Subito, il braccio del giovane la lasciò.
— Vedete, — egli disse senza risentimento, il bacio di stasera, in faccia a sei persone non contava. Questo conterebbe. E questo me lo rifiutate.
Ella tacque. Si raggomitolò in fondo all’auto e levando il viso verso il cielo, esclamò:
— Che belle stelle!
V.
— Se vi fidate, vi porto con me, — disse Minerva Fabbri rivolta a Ettore Noris che si difendeva dalle sollecitazioni degli amici che volevano trattenerlo ancora a Genova per completare con una serata lieta i festeggiamenti solenni di quella giornata.

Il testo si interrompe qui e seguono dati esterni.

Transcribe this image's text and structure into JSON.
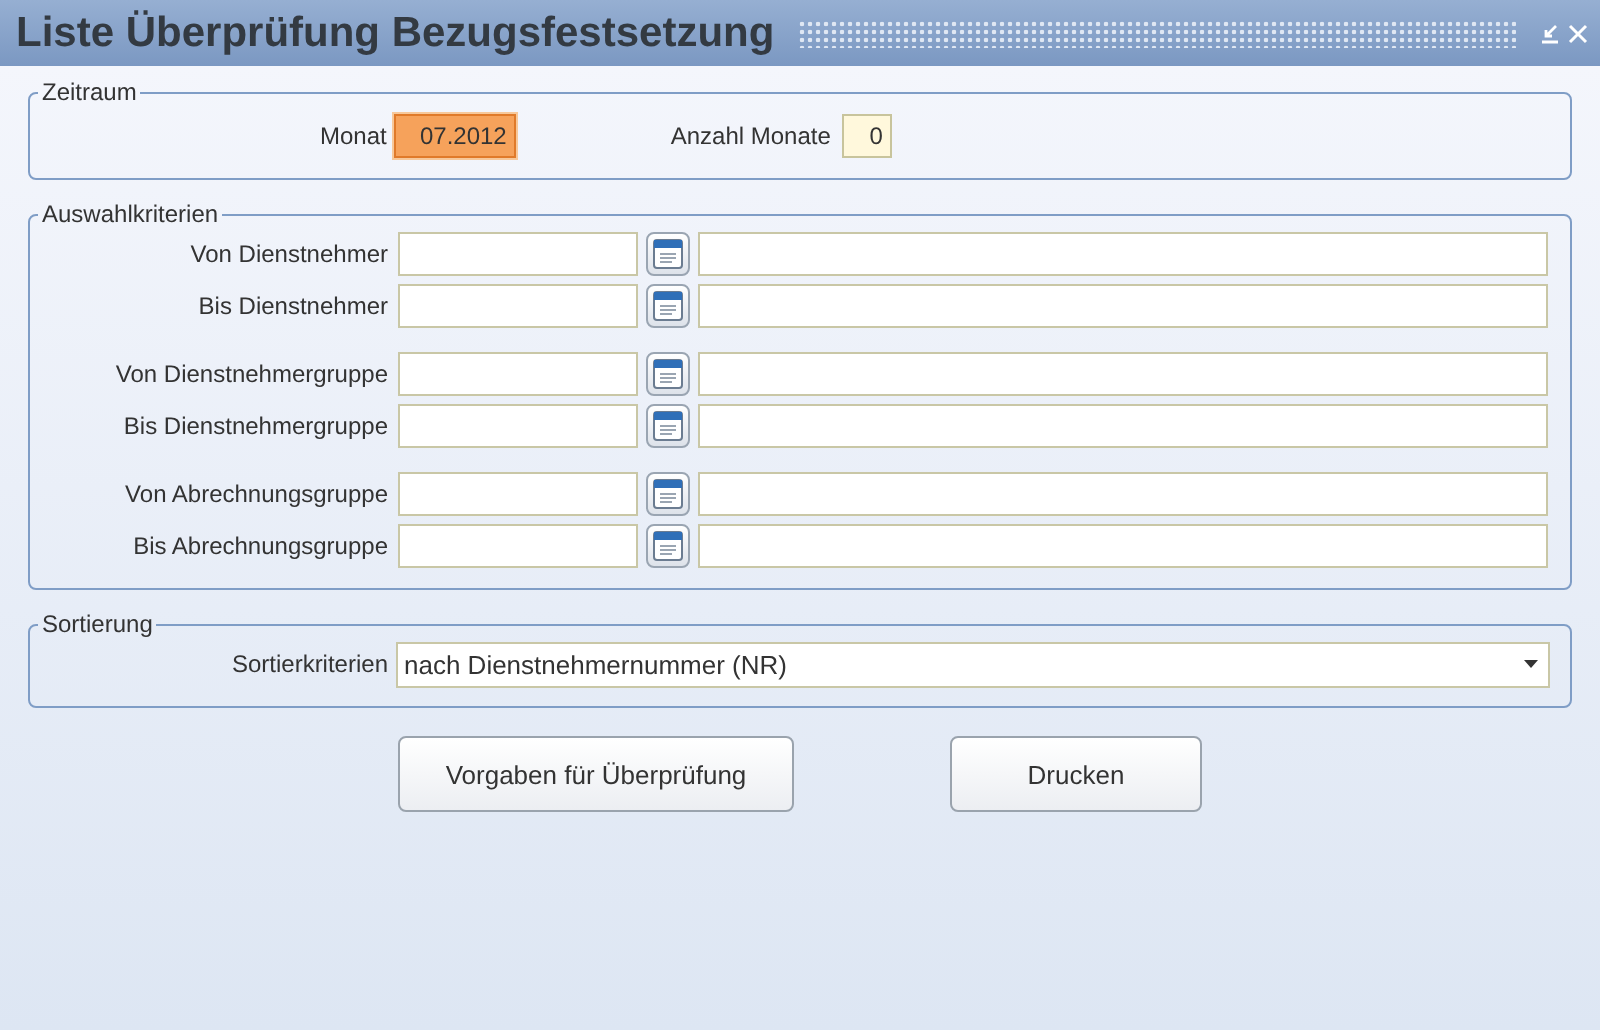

La voce chiara e limpida di quella fanciulla si levò alta sulla voce di Folco Ardenza che proponeva:
— Si va a pranzare al Lido? — su quella di Paolo Adelio che diceva all’amico:
— Fermati qui stanotte. Si va su insieme domattina — su quella, ancora, di un neofita dell’aviazione — un giovanetto sottile e pallido con due occhi di malinconia in un visetto macerato d’ardore — che supplicava:
— Rimanete, Noris, accontentateci!
Ma la voce del giovinetto fu la prima a tacere quando Minerva Fabbri ebbe fatto la sua proposta e i grandi occhi — cupi di fiamma contenuta e di dolore — si fissarono nel volto altero e bello della fanciulla che adesso aspettava, già pronta al suo posto, colle mani inguantate appoggiate sul volante della macchina, la risposta di Noris.